Title: Synthetic Tabular Data Generation in the Medical Domain
Duration: 01.01.2023 – 31.12.2025
Research Area: Medical Informatics, Synthetic data, Generative AI
In clinical research, acquiring large-scale, high-quality patient data is challenging due to cost, privacy, and regulatory issues. This project “Synthetic Tabular Data Generation in the Medical Domain” addresses these concerns by using current generative AI methods, such as CTAB-GAN+, Normalizing Flows (NFlow) among others, to create synthetic datasets from clinical trial patient data. We seek to provide data that successfully replicates key patient data aspects and maintains inter-variable relationships, enabling actual exploratory analysis. For this reason, the synthetic data cohort needs to closely mirror original survival curves and still needs to ensure privacy by preventing patient re-identification. This work will provide models for synthetic data generation in Medicine and will offers access to the generated datasets for research.
An addressed research problem in the Medical Informatics domain is the challenge of safely and effectively utilizing patient data for clinical research. This includes overcoming the hurdles of high costs, privacy concerns, and regulatory constraints associated with accessing real patient data. Developing methodologies for synthetic data generation, as seen in our medical application scenario involving acute myeloid leukemia patients, exemplifies a solution to this problem.
Our currently provided Zenodo dataset comprises synthesized patient data for 1606 acute myeloid leukemia patients, generated using two generative AI methods: CTAB-GAN+ and Normalizing Flows (NFlow). This data is based on patients treated in four multi-center clinical trials and includes 1606 synthetic patients for each model, offering a valuable resource for medical research, particularly in exploring the application of AI in healthcare data analysis.
Among others, we utilize generative AI, such as CTAB-GAN+ and Normalizing Flows (NFlow). Both methods are designed to create realistic synthetic patient data, effectively replicating essential patient data characteristics while preserving relationships between variables.

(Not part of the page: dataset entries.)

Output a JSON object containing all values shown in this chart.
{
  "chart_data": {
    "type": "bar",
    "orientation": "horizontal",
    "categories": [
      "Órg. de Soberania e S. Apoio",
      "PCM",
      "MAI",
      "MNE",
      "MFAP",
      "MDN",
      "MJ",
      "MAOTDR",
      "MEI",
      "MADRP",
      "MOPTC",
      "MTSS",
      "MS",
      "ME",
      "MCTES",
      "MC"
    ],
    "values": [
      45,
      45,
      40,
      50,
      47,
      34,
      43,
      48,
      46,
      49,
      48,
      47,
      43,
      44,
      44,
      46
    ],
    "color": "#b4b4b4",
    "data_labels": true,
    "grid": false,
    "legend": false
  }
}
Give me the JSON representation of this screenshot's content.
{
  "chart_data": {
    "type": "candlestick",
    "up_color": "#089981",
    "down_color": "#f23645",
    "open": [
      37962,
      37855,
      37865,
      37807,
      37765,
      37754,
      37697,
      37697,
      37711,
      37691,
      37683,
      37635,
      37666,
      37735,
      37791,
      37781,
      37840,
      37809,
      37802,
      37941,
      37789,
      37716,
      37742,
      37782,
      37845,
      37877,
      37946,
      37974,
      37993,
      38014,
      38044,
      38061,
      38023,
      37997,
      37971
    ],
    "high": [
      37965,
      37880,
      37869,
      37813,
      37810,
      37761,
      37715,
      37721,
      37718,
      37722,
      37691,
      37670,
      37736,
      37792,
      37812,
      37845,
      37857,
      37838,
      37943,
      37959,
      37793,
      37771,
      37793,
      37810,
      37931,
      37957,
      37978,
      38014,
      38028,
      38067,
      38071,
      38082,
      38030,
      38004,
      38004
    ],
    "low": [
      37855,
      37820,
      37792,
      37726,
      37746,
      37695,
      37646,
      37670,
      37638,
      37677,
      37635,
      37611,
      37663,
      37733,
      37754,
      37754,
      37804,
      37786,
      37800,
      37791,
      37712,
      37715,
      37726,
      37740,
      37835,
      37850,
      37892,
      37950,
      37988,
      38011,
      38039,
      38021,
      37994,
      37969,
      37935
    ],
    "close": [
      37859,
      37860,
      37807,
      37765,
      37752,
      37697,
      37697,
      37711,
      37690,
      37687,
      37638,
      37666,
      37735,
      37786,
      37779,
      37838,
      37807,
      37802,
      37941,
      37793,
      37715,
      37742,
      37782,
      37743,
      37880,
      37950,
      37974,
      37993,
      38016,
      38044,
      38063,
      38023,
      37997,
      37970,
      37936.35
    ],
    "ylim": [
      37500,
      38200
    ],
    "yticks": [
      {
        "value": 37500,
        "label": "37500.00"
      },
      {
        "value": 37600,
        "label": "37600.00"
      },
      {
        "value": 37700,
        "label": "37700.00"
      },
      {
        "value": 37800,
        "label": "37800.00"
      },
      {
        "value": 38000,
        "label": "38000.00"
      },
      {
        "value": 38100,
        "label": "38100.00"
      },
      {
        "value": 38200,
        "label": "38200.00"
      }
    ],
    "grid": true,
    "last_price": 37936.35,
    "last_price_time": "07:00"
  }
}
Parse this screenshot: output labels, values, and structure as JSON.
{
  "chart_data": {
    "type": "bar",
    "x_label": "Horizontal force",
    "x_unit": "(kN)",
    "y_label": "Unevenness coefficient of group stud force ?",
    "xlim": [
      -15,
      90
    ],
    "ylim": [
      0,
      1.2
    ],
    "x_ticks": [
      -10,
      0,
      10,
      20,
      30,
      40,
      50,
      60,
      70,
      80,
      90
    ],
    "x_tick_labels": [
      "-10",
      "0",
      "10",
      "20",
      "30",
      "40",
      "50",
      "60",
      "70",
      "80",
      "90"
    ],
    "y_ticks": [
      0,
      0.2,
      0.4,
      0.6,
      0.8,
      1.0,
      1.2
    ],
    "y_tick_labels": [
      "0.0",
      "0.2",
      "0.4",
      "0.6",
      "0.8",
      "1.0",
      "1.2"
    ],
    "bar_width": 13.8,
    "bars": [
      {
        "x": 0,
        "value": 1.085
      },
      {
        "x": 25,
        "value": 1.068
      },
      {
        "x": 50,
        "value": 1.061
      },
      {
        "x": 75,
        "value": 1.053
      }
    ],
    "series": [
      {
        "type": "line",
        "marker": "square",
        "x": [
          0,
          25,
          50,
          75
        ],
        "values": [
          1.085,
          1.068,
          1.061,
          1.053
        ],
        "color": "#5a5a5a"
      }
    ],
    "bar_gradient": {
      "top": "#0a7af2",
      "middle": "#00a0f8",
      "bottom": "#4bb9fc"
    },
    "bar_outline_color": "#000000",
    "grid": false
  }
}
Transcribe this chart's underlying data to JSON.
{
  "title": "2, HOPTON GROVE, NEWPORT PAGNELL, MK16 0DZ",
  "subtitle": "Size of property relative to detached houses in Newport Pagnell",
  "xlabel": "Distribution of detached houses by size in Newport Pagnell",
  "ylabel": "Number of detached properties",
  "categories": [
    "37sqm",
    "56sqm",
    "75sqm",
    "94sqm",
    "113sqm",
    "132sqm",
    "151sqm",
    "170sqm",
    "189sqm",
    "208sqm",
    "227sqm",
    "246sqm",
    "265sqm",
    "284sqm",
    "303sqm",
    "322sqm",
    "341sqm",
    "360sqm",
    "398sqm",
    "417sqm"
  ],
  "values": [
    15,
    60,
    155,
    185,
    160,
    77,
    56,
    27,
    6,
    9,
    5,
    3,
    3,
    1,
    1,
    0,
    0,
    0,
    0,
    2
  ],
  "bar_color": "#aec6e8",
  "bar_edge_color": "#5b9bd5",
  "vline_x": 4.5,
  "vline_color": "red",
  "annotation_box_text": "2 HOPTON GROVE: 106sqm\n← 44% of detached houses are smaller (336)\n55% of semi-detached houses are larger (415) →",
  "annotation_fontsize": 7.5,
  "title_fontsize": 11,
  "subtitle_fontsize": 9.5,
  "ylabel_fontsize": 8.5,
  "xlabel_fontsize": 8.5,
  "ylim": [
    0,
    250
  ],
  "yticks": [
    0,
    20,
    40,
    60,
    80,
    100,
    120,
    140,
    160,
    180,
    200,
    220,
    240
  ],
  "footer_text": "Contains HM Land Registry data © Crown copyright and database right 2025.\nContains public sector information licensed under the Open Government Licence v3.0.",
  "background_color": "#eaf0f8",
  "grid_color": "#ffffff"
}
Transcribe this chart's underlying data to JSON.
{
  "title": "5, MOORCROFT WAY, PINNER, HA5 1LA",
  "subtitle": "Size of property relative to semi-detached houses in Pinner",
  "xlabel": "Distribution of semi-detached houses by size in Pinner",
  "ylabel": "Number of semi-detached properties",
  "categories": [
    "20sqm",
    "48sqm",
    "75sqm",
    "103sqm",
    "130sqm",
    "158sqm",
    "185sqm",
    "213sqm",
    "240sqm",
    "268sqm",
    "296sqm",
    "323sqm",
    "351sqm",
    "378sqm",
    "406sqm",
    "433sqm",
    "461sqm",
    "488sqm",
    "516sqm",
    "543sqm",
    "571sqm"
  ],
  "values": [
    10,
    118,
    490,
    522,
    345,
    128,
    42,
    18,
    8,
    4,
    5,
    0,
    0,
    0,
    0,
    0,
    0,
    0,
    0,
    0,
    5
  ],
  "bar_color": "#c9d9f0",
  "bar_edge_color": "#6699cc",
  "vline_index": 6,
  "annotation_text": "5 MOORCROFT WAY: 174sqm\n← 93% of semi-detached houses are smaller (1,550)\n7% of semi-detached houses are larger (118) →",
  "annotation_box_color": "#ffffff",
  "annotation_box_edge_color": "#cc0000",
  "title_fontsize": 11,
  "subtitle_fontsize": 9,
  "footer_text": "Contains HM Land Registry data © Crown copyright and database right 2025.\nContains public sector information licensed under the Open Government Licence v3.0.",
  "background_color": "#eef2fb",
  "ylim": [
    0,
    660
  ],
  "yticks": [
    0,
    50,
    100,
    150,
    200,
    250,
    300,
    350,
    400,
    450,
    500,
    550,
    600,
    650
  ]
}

By successfully generating synthetic patient data, the project “Synthetic Tabular Data Generation in the Medical Domain” will contribute to pave the way for overcoming privacy and data accessibility issues in medical studies. This could lead to more robust and diverse clinical research, especially for rare diseases, without compromising patient privacy. The approach could be expanded to other areas of medical research, enhancing the scope and depth of studies and cohorts, while ensuring data security and compliance with regulations.